While Mr. Fuld continues to arrive at his corner office on the 31st floor of Lehman’s Midtown Manhattan headquarters every day, his net worth has plummeted significantly. (In February 2007 his shares of the company were worth $86.18; today they trade for 33 cents.) The journal also notes that while Mrs. Fuld is a well-known art collector and Museum of Modern Art Trustee, she is not known for selling works of art.
(Former Lehman President Joe Gregory has also reportedly been selling off his assets, placing a $32.5 million Hamptons home and another one in Vermont on the market, and selling a private helicopter that he used to commute to work every day from Huntington, N.Y.)
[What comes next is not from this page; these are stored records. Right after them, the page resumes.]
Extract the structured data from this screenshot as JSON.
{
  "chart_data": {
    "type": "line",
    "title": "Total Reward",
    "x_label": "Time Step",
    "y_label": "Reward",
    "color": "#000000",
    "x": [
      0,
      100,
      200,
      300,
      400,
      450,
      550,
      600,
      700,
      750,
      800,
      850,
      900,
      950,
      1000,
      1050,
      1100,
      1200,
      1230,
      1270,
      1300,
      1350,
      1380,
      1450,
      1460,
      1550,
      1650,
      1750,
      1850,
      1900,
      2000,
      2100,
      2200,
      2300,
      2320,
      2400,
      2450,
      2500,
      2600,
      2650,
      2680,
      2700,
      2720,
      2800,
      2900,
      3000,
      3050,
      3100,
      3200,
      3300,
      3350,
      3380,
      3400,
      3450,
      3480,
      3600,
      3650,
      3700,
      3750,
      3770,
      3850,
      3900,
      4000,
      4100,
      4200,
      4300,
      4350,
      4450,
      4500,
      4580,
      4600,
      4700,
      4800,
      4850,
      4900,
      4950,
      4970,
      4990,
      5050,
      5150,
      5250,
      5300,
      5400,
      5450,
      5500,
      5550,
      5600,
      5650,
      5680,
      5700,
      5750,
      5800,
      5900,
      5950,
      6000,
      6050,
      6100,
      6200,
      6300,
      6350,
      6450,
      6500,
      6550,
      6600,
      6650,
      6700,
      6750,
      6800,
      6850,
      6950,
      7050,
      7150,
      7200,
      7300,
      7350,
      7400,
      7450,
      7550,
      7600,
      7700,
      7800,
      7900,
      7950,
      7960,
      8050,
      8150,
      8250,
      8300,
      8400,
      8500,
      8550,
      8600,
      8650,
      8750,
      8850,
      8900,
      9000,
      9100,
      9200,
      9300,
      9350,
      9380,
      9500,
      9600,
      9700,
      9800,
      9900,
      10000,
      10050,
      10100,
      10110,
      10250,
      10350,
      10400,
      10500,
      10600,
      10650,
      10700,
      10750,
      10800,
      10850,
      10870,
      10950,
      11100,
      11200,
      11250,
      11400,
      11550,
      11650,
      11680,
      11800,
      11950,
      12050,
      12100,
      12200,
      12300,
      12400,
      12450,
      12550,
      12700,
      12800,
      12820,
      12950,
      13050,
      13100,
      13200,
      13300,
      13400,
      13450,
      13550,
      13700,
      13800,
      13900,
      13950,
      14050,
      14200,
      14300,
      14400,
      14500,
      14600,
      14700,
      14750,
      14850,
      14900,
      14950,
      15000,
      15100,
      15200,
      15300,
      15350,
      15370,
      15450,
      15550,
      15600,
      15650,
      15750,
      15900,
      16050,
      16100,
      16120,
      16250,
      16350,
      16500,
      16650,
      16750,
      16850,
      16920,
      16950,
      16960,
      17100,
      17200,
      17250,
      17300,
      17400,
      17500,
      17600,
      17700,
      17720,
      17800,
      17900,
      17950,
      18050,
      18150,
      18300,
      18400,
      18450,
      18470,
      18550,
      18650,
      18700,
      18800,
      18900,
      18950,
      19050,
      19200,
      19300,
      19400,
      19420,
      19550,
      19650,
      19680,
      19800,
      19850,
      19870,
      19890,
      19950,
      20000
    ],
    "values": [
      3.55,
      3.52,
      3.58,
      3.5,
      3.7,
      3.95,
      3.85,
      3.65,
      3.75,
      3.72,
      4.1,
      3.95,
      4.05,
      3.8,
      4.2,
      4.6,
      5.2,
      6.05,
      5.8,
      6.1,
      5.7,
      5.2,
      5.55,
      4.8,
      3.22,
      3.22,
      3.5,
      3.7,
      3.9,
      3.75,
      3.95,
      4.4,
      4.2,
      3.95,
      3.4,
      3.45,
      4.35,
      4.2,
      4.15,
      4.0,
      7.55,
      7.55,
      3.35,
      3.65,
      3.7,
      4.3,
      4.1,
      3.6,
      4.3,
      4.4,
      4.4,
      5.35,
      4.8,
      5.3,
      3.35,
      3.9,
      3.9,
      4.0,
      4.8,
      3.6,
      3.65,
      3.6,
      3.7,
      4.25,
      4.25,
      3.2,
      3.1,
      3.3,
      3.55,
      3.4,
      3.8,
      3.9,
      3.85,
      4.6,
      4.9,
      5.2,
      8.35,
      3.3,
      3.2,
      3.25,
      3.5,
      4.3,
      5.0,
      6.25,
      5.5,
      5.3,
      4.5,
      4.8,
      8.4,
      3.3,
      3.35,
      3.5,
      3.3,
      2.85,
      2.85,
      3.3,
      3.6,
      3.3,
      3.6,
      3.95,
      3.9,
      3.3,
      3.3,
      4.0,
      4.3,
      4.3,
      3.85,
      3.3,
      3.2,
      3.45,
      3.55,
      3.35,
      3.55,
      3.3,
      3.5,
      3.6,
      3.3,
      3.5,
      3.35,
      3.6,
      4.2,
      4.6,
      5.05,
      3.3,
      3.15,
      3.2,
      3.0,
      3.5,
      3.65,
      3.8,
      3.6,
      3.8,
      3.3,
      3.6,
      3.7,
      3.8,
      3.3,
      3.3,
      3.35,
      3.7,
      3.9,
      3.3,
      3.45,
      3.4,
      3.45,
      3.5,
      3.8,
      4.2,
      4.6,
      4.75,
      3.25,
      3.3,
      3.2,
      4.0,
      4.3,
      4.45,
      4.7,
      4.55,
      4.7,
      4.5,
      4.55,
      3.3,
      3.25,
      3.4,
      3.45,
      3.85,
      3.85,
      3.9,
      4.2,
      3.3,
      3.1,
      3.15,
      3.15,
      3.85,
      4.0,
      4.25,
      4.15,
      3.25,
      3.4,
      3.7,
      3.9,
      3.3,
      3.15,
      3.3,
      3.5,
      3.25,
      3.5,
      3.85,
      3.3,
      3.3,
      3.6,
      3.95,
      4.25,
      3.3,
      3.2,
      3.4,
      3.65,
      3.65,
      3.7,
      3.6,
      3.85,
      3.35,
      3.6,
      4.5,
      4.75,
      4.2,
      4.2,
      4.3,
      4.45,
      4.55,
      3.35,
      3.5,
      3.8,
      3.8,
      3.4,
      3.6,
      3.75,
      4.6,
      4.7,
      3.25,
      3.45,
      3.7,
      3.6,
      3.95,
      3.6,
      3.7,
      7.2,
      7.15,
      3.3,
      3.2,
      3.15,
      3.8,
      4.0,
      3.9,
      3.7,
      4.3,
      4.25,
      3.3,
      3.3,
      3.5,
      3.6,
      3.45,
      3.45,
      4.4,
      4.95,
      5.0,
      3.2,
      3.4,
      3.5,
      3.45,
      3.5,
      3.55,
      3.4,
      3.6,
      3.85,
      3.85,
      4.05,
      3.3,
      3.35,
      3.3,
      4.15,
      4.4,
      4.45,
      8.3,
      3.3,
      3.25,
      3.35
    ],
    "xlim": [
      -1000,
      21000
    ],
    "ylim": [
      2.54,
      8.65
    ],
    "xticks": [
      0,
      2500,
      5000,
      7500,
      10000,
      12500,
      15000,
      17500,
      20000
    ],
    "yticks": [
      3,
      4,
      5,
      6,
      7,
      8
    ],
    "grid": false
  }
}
With most of Manhattan scrambling for financial safety right now, one might ask just who has the means to buy such works of art, if the president of Lehman Brothers cannot afford to hang on to them. The answer is hardly surprising: the Europeans.
The Fulds will reportedly take their collection to bidders in Moscow and London before bringing them back for an auction in New York on Nov. 12. All of which makes us wonder if the Fulds might have their eye on two particular bidders who split their time between London and Moscow: Russian billionaire Roman Abramovich and his girlfriend Dasha Zhukova, a designer of the label Kova & T (worn by Mary-Kate Olsen and Kate Moss), who has also recently opened an art gallery in Moscow called The Garage with her boyfriend’s help. The gallery’s soft opening in June, attracted notable names like Ronald Lauder, Larry Gagosian, Barbara Bush, Steven Cohen and Jeff Koons and earned her profiles in the Times, WSJ, and The Guardian. (The opening of Mr. Gagosian’s Moscow-based gallery’s exhibition titled "for what you are about to receive" on September 17, which Paul Sevigny DJed, was also attended by high-profile guests like Takashi Murakami, Natalia Vodianova, Patrick Demarchelier, Leelee Sobieski and and Vito Schnabel.)
According to the Times profile of Ms. Zhukova, her arrival at Art Basel in Switzeland with Mr. Abramovich this past year got more attention than that of Brad Pitt or Sofia Coppola. Mr. Abramovich has also made headlines by purchasing a Degas for $26.5 million, a Francis Bacon triptych for $86.3 million, and a painting by Lucian Freud for $33.6 million in recent auctions. And so it is hardly a stretch to imagine that Mr. Abramovich–who also paid Amy Winehouse a reported $2 million to perform at his girlfriend’s gallery’s opening–will buy her some pretty drawings from the chairman of Lehman Brothers.
And with Russians taking over the real estate market in New York, it is no surprise that Manhattan’s art market is next.